Researchers at Linköping University and KTH Royal Institute of Technology have developed the world’s first wooden electric transistor. This breakthrough could revolutionize the electronics industry in terms of efficiency and sustainability.
Although wooden transistors have been attempted before, previous experiments could only modulate the transport of ions. The new transistors can function continuously and regulate the flow of electricity without degradation.
The researchers achieved this by using balsa wood with a uniform structure throughout, where they removed the lignin, leaving only long cellulose fibres with grooves. They then filled the grooves with a conductive plastic called PEDOT: PSS, creating a conductive wood.
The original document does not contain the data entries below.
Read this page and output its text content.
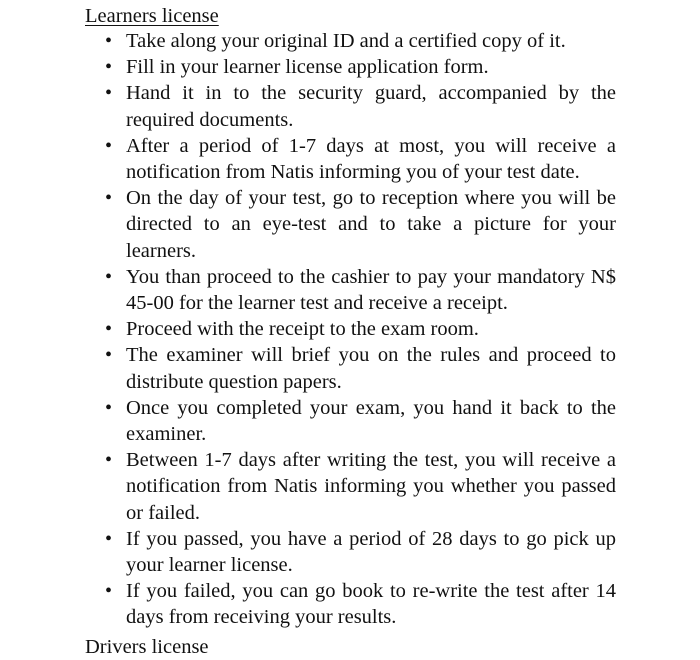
Learners license
• Take along your original ID and a certified copy of it.
• Fill in your learner license application form.
• Hand it in to the security guard, accompanied by the required documents.
• After a period of 1-7 days at most, you will receive a notification from Natis informing you of your test date.
• On the day of your test, go to reception where you will be directed to an eye-test and to take a picture for your learners.
• You than proceed to the cashier to pay your mandatory N$ 45-00 for the learner test and receive a receipt.
• Proceed with the receipt to the exam room.
• The examiner will brief you on the rules and proceed to distribute question papers.
• Once you completed your exam, you hand it back to the examiner.
• Between 1-7 days after writing the test, you will receive a notification from Natis informing you whether you passed or failed.
• If you passed, you have a period of 28 days to go pick up your learner license.
• If you failed, you can go book to re-write the test after 14 days from receiving your results.
Drivers license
The resulting transistor regulates current and functions continuously at a selected output level.
The new wooden transistor takes about 1 second to switch off and 5 seconds to switch on. Although the channel of the final transistor is large, the researchers say this is an advantage, as it can withstand higher currents than ordinary organic transistors, which could be important in certain future applications.
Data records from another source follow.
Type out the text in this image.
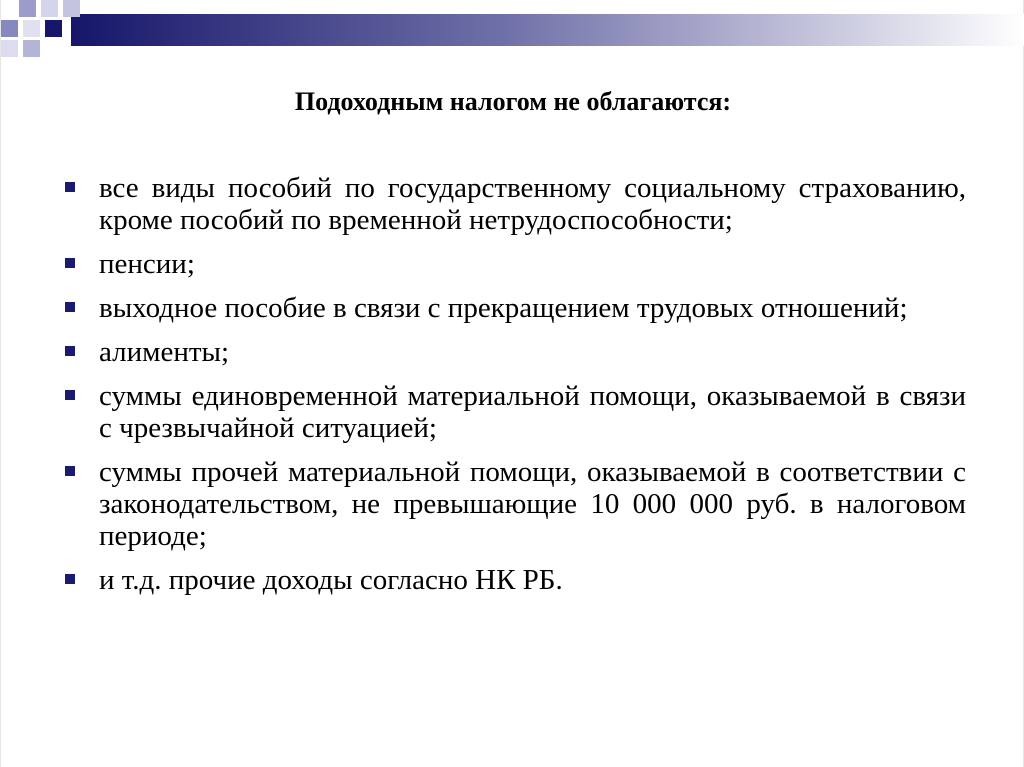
Подоходным налогом не облагаются:
все виды пособий по государственному социальному страхованию, кроме пособий по временной нетрудоспособности;
пенсии;
выходное пособие в связи с прекращением трудовых отношений;
алименты;
суммы единовременной материальной помощи, оказываемой в связи с чрезвычайной ситуацией;
суммы прочей материальной помощи, оказываемой в соответствии с законодательством, не превышающие 10 000 000 руб. в налоговом периоде;
и т.д. прочие доходы согласно НК РБ.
This breakthrough offers a sustainable and eco-friendly alternative to traditional transistor materials. Wood is a renewable resource, and this development could lead to a new wave of sustainable electronics. The research could also lead to further advances in the field of organic electronics.
This development could also significantly impact the electronics industry, which is known for generating a large amount of electronic waste. The traditional materials used in electronics, such as metals and plastics, are non-renewable and non-biodegradable. Using wooden transistors could reduce the environmental impact of the electronics industry.